Carnet · 12 mai 2026

Lombok ou Kalimantan : par où commencer

La question revient toujours. Quel premier oud, pour quelqu'un qui n'en a jamais porté.

Le réflexe serait de partir du plus cher. Logique commerciale, logique de prestige. Mauvaise piste.

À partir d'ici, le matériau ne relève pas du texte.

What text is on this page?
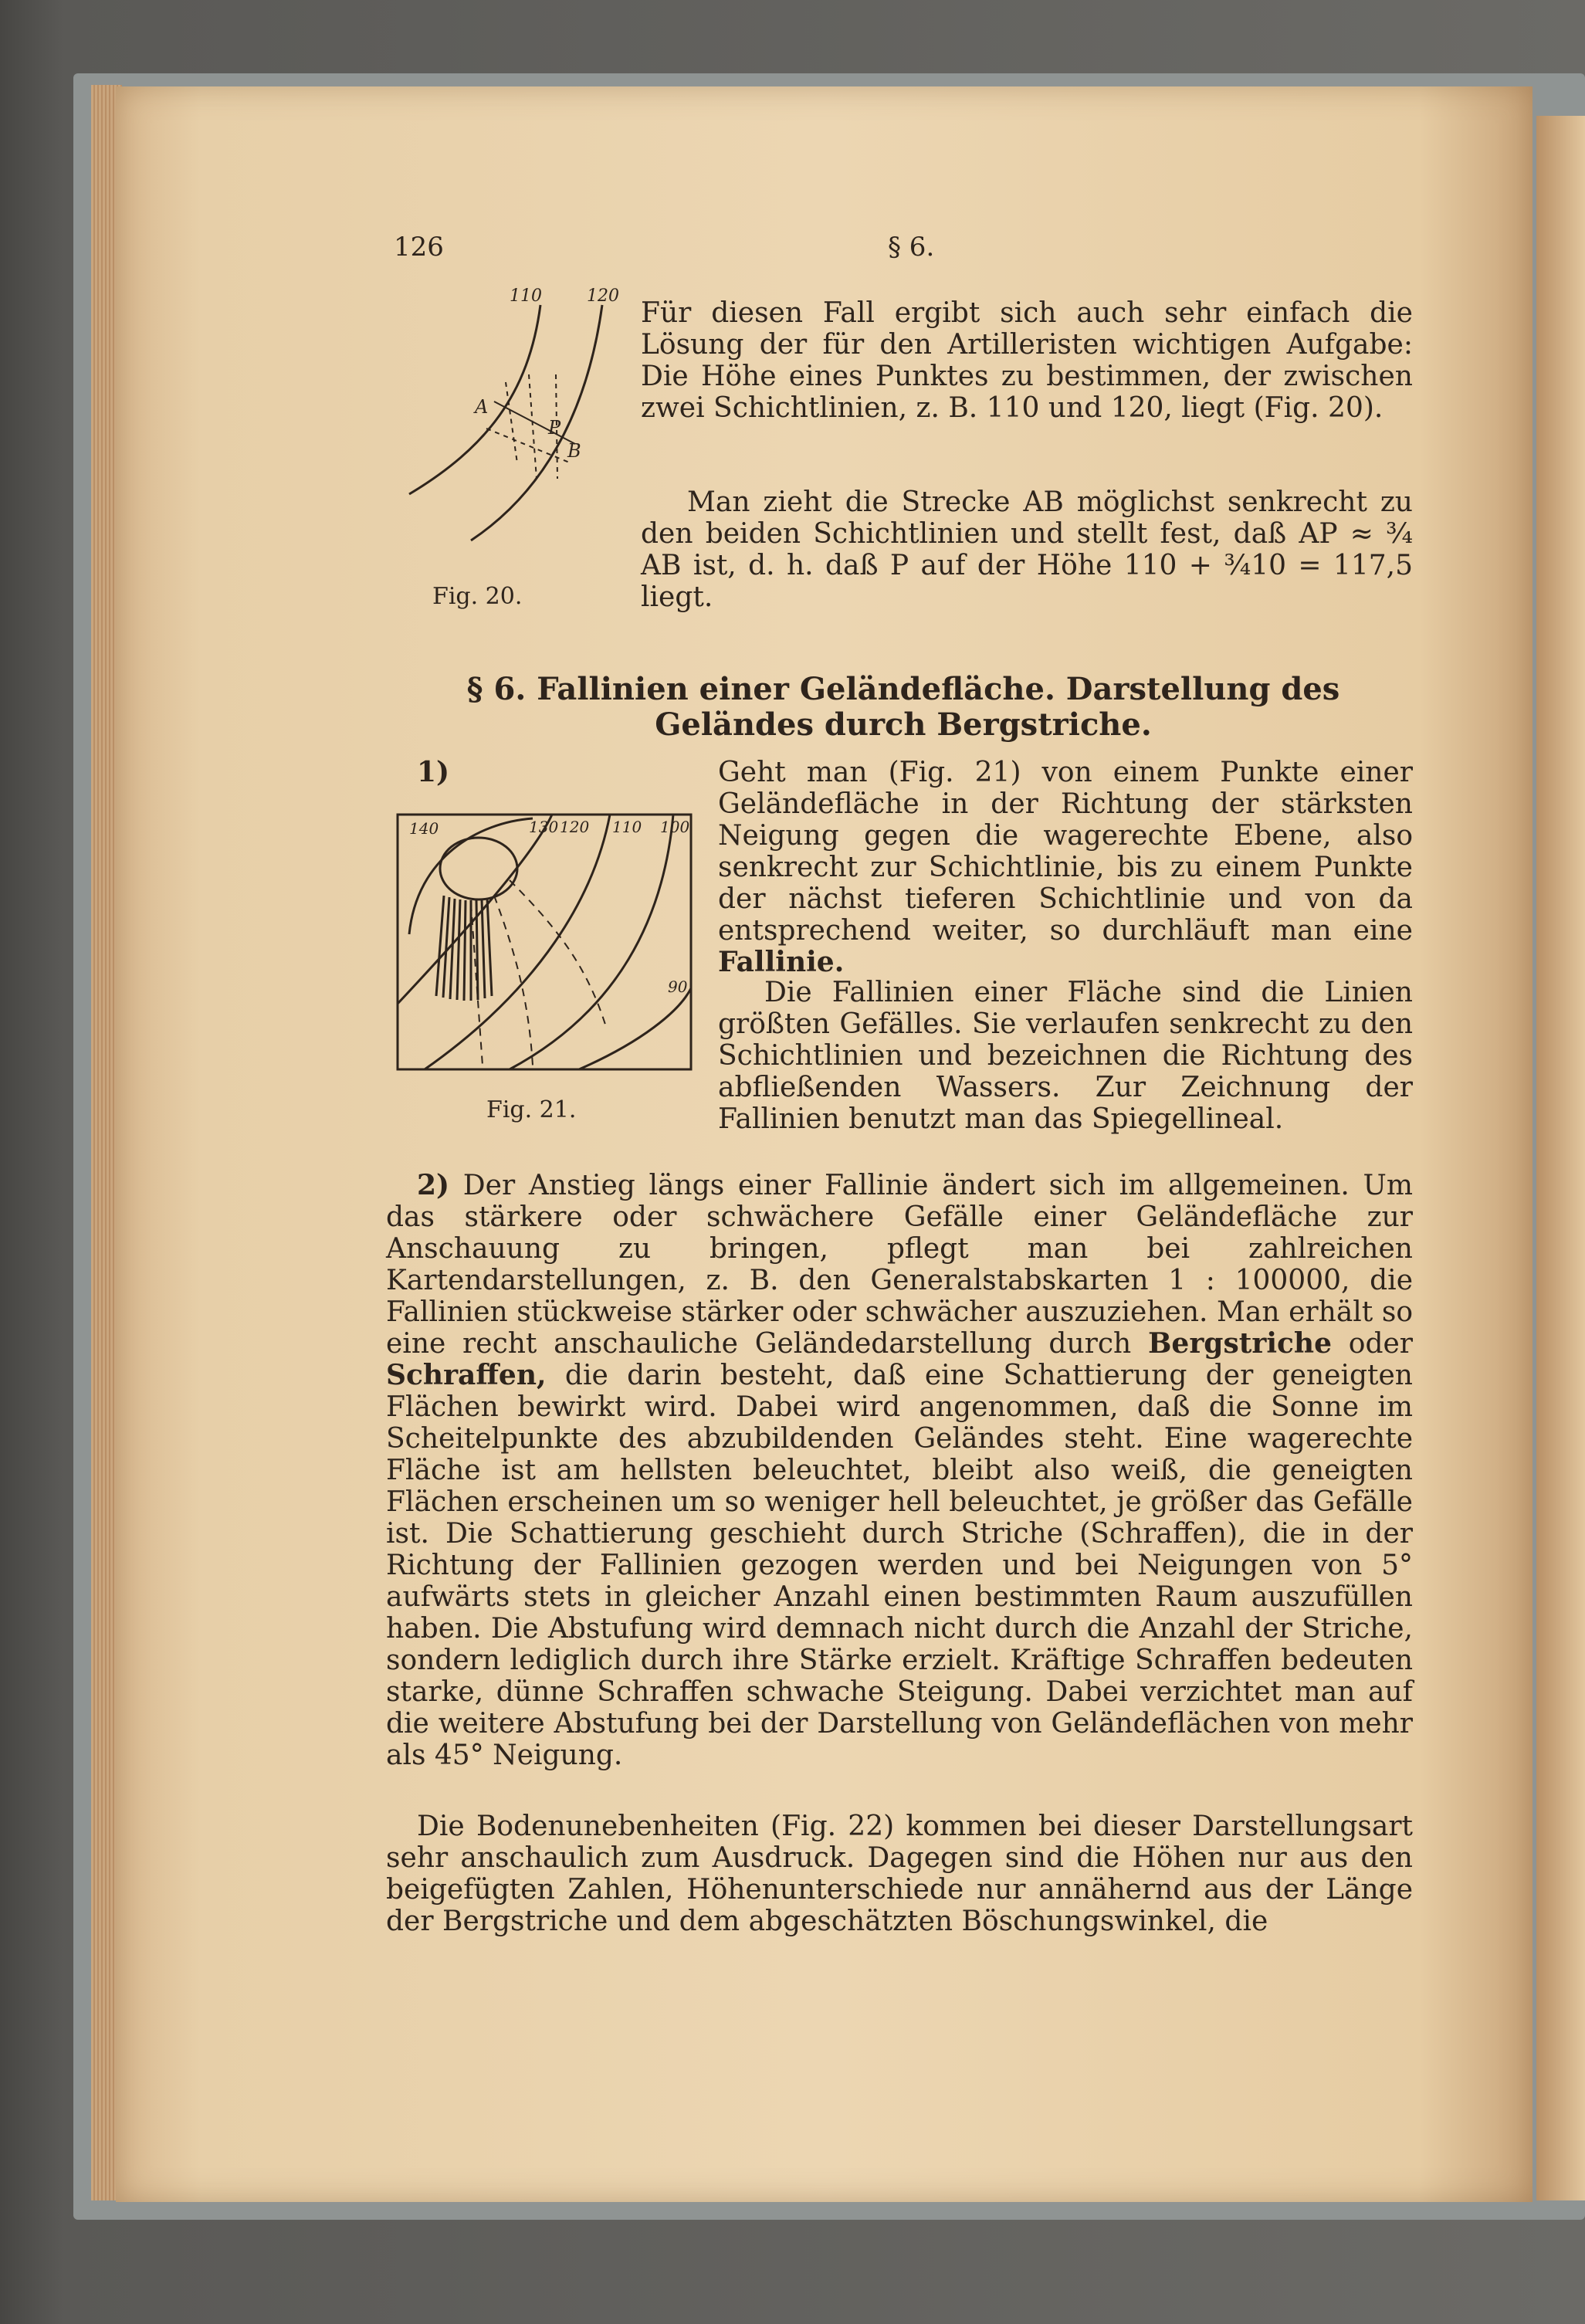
126	§ 6.
110	120
A
P
B
Fig. 20.

Für diesen Fall ergibt sich auch sehr einfach die Lösung der für den Artilleristen wichtigen Aufgabe: Die Höhe eines Punktes zu bestimmen, der zwischen zwei Schichtlinien, z. B. 110 und 120, liegt (Fig. 20).

Man zieht die Strecke AB möglichst senkrecht zu den beiden Schichtlinien und stellt fest, daß AP ≈ ¾ AB ist, d. h. daß P auf der Höhe 110 + ¾10 = 117,5 liegt.

§ 6. Fallinien einer Geländefläche. Darstellung des Geländes durch Bergstriche.
140	130 120 110 100
90
Fig. 21.

1)	Geht man (Fig. 21) von einem Punkte einer Geländefläche in der Richtung der stärksten Neigung gegen die wagerechte Ebene, also senkrecht zur Schichtlinie, bis zu einem Punkte der nächst tieferen Schichtlinie und von da entsprechend weiter, so durchläuft man eine Fallinie.

Die Fallinien einer Fläche sind die Linien größten Gefälles. Sie verlaufen senkrecht zu den Schichtlinien und bezeichnen die Richtung des abfließenden Wassers. Zur Zeichnung der Fallinien benutzt man das Spiegellineal.

2) Der Anstieg längs einer Fallinie ändert sich im allgemeinen. Um das stärkere oder schwächere Gefälle einer Geländefläche zur Anschauung zu bringen, pflegt man bei zahlreichen Kartendarstellungen, z. B. den Generalstabskarten 1 : 100000, die Fallinien stückweise stärker oder schwächer auszuziehen. Man erhält so eine recht anschauliche Geländedarstellung durch Bergstriche oder Schraffen, die darin besteht, daß eine Schattierung der geneigten Flächen bewirkt wird. Dabei wird angenommen, daß die Sonne im Scheitelpunkte des abzubildenden Geländes steht. Eine wagerechte Fläche ist am hellsten beleuchtet, bleibt also weiß, die geneigten Flächen erscheinen um so weniger hell beleuchtet, je größer das Gefälle ist. Die Schattierung geschieht durch Striche (Schraffen), die in der Richtung der Fallinien gezogen werden und bei Neigungen von 5° aufwärts stets in gleicher Anzahl einen bestimmten Raum auszufüllen haben. Die Abstufung wird demnach nicht durch die Anzahl der Striche, sondern lediglich durch ihre Stärke erzielt. Kräftige Schraffen bedeuten starke, dünne Schraffen schwache Steigung. Dabei verzichtet man auf die weitere Abstufung bei der Darstellung von Geländeflächen von mehr als 45° Neigung.

Die Bodenunebenheiten (Fig. 22) kommen bei dieser Darstellungsart sehr anschaulich zum Ausdruck. Dagegen sind die Höhen nur aus den beigefügten Zahlen, Höhenunterschiede nur annähernd aus der Länge der Bergstriche und dem abgeschätzten Böschungswinkel, die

Le Kalimantan Grade AAA est exceptionnel, mais il s'ouvre sur une note animale, cuirée, presque humide, qui demande quelques heures pour révéler ce qu'il a de plus beau. Sans repère préalable, le profil paraît brut. Le flacon retourne dans son carton. Il en ressort rarement.

Le Lombok Grade A s'installe en cinq minutes. Boisé chaud, sec, une note de sciure dans les premières secondes, puis une chaleur de miel qui s'installe et tient. C'est de l'oud, pas du parfum. Pas de phase ingrate, pas de complexité dissimulée. Un premier oud doit enseigner. Celui-ci enseigne.

Le Kalimantan reste pour après, AA puis AAA. Quand le nez a fait son travail sur le Lombok, le profil animal du Kalimantan se lit. Avant, il s'entend mal.

Le raisonnement s'inverse pour les copeaux. La fumée de Kalimantan en bakhoor remplit une pièce d'une densité que l'huile ne reproduit pas. Pour brûler, Kalimantan. Pour appliquer, Lombok.

Une goutte suffit. La quantité ne fait pas la présence : l'oud pur récompense la retenue, et la première impression d'un flacon frais est trompeuse. Attendre cinq minutes change le verdict. Sur peau, jamais sur vêtement en premier. Le tissu garde tout, y compris les erreurs de jeunesse.

Le flacon arrive nu. Pas d'étiquette, pas de cachet, rien à lire dessus. Juste le verre, le bouchon, et l'huile à l'intérieur. C'est volontaire. Une fois ouvert, c'est la matière qui parle, pas l'emballage.

Le deuxième flacon coûte moins cher à choisir.